Vallayer-Coster et Marguerite Gérard
« En 1789, il n’y avait guère que Mme Guyard, Lebrun, Vallayer-Coster et Mlle Gérard qui eussent une réputation de talent »
(Joachim Lebreton, Rapport sur les Beaux-arts, 1808)
Il est donc temps d’attaquer la seconde moitié de ce XVIIIe, qui fut une période d’affirmation des artistes-femmes, et dont les plus illustres représentantes sont Mme Labille-Guiard, Mme Vigée le Brun, Mme Vallayer-Coster et Mme Gérard.

Vallayer-Coster 1744-1818
La formation
Fille d’un artisan orfèvre travaillant aux gobelins, M. Joseph Vallayer, celle-ci eut probablement sa formation artistique dans ces ateliers des Gobelins. Il est probable qu’elle eut reçu une formation par Mme Madeleine Basseporte, « dessinatrice du jardin royal des plantes », qui a formé à cette même discipline Marie-Thérèse Reboul et les filles de Louis XV avant elle. Elle fréquenta aussi M. Joseph Vernet
L’académie et le modèle de Chardin
Après ces études, elle suit les conseils de son maître Vernet et décide de rentrer à l’Académie royale de peinture et de sculpture. Elle présente entre autres, le 28 juillet 1770, les attributs de la Peinture, de la sculpture et les Attributs de la musique afin d’y être agréée. Il est plus que probable qu’elle ait présenté deux autres tableaux, mais leurs identifications restent délicates.


Ceux-ci par leurs noms mais aussi leurs compositions sont des références directes au-dessus de portes réalisés par Chardin pour le château de Choisy en 1765, et exposés la même année au salon.
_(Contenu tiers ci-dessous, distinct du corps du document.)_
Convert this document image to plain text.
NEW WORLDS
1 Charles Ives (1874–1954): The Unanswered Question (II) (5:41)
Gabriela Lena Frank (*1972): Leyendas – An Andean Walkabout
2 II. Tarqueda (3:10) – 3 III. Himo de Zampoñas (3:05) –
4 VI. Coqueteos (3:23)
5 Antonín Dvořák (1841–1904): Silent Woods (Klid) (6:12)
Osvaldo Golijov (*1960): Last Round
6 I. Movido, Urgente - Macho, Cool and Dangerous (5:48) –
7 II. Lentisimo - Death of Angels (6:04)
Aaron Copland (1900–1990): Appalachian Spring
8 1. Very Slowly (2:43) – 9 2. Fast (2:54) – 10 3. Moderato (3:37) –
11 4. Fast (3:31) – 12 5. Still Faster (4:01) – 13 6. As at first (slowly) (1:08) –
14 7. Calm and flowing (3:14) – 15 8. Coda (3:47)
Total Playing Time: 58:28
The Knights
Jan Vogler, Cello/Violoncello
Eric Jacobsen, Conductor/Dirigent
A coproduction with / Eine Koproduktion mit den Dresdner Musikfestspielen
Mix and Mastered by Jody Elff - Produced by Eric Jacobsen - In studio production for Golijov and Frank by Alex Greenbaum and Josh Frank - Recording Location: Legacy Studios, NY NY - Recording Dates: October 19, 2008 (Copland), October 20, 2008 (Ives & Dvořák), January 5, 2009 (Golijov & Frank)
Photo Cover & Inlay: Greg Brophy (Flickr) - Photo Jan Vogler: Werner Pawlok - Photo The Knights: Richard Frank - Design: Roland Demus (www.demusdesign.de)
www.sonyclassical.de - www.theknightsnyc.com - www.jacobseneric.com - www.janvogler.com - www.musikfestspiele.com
Elle y fait une démonstration, à la manière de Sophie Chéron, de la maitrise des attendus de l’académie, ce qui la différencie de Chardin. En effet, elle supprime tous les éléments qui ne renvoient pas à l’activité ou à la symbolique académique. En effet, elle supprime l’aiguière, mais aussi les outils renvoyant à une conception artisanale et mécanique de la profession comme la masse et le levier pour ne garder que les outils du géomètre, du mathématicien, de l’architecte avec le plumier, les livres, le compas, le rapporteur et l’équerre, mais aussi des plans en correction dont témoigne la pointe rouge du porte-mine. Elle place au centre de sa composition un plâtre reproduisant le torse du Belvédère, pour l’enseignement du dessin et du Beau idéal d’après l’antique, même si cette première sculpture est accompagné d’un buste de femme, en terre où sont visibles les traces du travail en cours : empreintes des doigts, ébauchoir, boulettes de terre, linge humide…. Certains y voient une allégorie de la sculpture moderne, d’autres la présence de l’artiste… Les livres étant probablement des traités de géométrie ou même des livres littéraires renvoyant à la peinture d’histoire.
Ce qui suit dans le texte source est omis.